Yes, especially when you go to different ocean basins. For example, the organisms associated with vents along the mid-Atlantic ridge are dramatically different than those in the Eastern Pacific. They would have organisms within the same family and sometimes within the same genus, but there would be no shared species between the two ocean basins.
What have your genetic studies said about migration?
Where there is a continuous ridge system, for example along the East Pacific Rise that extends from the Guaymas Basin up in Mexico down to south of Easter Island, we’ve found the same species of mussel, for example, all the way along the ridge. That’s probably also the case for the giant tube worm and the large white clam as well—the three dominant vent organisms in that system. But as soon as you jump to another Eastern Pacific ridge system like the Juan de Fuca Ridge which separated by a few thousand kilometers of ocean, we find the same genera but different species. Their larvae cannot effectively make the jump from one ridge system to another. Another thing we’ve found from our studies is that within a given vent system, there are organisms that are morphologically just about indistinguishable—a classicist would say they’re the same species—but when you look at them genetically, they’re two distinct species. Their morphology is probably environmentally controlled. Conversely, there are organisms that have a lot of morphological different characteristics that end up being the same species. So there’s a lot of plasticity. There are range of things that appear similar but are different and things that appear but are the same.
Did life on Earth originate at the vents?

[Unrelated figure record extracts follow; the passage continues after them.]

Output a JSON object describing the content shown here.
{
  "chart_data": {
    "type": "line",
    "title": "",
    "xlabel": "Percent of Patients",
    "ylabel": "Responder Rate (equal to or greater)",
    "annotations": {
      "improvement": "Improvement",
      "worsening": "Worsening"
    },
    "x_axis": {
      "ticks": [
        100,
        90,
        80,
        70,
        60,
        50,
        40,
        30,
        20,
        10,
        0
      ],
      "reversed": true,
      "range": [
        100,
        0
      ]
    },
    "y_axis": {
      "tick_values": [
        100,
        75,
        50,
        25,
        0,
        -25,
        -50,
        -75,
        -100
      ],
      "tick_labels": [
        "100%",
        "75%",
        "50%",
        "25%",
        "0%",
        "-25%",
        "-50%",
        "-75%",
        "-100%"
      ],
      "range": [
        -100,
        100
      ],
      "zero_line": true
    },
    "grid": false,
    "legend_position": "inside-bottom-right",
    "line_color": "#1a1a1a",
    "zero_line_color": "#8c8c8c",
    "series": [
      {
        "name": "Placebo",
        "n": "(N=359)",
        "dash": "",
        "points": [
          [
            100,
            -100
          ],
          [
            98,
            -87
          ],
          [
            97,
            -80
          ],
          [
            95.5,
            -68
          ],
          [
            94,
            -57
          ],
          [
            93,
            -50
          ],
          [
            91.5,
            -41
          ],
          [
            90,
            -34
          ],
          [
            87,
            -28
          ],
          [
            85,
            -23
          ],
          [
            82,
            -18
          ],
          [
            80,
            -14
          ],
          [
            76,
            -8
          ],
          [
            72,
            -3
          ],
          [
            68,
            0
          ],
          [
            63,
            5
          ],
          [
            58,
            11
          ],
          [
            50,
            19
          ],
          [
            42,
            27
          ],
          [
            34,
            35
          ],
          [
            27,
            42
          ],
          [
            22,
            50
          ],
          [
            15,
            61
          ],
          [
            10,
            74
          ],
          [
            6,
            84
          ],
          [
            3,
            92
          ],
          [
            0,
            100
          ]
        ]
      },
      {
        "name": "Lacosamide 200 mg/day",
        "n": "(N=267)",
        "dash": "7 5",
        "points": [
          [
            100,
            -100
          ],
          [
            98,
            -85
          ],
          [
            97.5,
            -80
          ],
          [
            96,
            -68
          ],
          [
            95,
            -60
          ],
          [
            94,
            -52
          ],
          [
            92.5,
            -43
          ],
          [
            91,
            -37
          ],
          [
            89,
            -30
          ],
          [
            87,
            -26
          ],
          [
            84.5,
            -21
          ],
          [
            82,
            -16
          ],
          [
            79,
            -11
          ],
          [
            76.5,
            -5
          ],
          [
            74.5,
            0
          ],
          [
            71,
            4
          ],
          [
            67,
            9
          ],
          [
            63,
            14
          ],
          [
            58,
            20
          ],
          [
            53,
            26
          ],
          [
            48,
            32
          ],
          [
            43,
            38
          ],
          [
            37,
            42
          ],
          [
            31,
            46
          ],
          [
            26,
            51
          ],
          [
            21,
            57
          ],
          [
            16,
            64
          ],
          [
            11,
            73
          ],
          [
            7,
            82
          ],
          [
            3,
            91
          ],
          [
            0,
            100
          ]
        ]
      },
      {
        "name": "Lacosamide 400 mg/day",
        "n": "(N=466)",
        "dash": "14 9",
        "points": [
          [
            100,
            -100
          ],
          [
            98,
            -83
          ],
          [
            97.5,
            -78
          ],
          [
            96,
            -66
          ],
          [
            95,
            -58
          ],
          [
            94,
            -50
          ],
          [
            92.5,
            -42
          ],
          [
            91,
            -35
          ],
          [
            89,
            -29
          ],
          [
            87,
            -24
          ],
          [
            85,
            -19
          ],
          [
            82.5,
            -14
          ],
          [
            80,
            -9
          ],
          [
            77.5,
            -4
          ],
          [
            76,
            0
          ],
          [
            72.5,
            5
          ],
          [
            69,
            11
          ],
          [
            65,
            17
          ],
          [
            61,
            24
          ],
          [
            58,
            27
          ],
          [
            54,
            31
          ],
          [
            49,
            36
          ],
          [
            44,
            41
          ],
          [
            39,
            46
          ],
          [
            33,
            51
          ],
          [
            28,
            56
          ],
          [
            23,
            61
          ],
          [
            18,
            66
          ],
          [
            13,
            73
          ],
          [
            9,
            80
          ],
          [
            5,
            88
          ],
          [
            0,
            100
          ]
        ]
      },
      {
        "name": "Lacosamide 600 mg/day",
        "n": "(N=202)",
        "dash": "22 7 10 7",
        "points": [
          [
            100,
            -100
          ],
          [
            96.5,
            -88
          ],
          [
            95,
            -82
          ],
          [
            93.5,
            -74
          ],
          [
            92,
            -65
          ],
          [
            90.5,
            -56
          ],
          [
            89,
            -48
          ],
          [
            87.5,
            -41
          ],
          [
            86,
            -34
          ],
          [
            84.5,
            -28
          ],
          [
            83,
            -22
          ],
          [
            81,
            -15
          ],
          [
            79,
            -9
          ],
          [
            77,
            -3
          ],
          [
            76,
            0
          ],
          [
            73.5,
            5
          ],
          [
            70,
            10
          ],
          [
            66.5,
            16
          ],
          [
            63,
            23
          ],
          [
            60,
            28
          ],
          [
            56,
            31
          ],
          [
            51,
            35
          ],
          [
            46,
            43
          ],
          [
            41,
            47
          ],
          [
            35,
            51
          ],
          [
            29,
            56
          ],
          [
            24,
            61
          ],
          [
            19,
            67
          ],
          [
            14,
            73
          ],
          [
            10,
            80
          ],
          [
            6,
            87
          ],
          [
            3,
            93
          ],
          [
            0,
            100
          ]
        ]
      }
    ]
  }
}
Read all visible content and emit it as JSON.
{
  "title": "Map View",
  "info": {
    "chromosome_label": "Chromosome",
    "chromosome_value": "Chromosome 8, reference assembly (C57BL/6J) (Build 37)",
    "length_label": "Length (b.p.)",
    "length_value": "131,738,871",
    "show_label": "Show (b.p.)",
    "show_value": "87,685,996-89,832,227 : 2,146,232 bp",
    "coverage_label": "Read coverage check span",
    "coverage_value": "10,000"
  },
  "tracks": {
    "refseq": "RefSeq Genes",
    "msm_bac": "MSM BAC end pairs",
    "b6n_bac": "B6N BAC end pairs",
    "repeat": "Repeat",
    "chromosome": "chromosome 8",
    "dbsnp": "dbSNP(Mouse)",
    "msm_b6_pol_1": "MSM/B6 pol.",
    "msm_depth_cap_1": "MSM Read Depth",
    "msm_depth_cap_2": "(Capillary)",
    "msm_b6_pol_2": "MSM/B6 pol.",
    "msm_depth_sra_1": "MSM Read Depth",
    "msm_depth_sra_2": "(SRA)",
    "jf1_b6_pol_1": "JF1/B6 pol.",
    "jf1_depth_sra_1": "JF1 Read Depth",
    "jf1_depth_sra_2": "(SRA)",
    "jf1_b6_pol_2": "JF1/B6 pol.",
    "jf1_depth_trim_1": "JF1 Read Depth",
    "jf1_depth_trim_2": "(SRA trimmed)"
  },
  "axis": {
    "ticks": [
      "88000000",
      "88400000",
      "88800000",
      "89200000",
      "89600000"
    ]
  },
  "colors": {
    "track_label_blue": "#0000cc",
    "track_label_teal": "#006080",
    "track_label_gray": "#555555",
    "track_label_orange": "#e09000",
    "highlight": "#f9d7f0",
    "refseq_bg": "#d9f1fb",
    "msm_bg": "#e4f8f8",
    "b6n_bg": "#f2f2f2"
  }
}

That’s one theory but it is a highly controversial. There are convincing arguments on both sides. One of the strongest points of evidence is that some of the isolated microbial forms at the vents occupy the most primitive node on the phylogenetic tree of life indicating they may be associated with the origin of life. You’re working with Kristof to produce a HDTV show on the vents contrasting them with what we may eventually discover on Jupiter’s moon Europa.
Why Europa?
The reason that Europa is so exciting is that A: we know there’s been volcanic activity there and probably still is and B: there is evidence that it has an ice-covered surface. If you’ve got water and volcanic activity, you’ve got the two ingredients that could generate hydrothermal venting similar to Earth’s and ultimately an environment compatible with life. Though as John Delaney [a professor marine geology and geophysics at the University of Washington School of Oceanography] once said, they probably won’t be Klingons.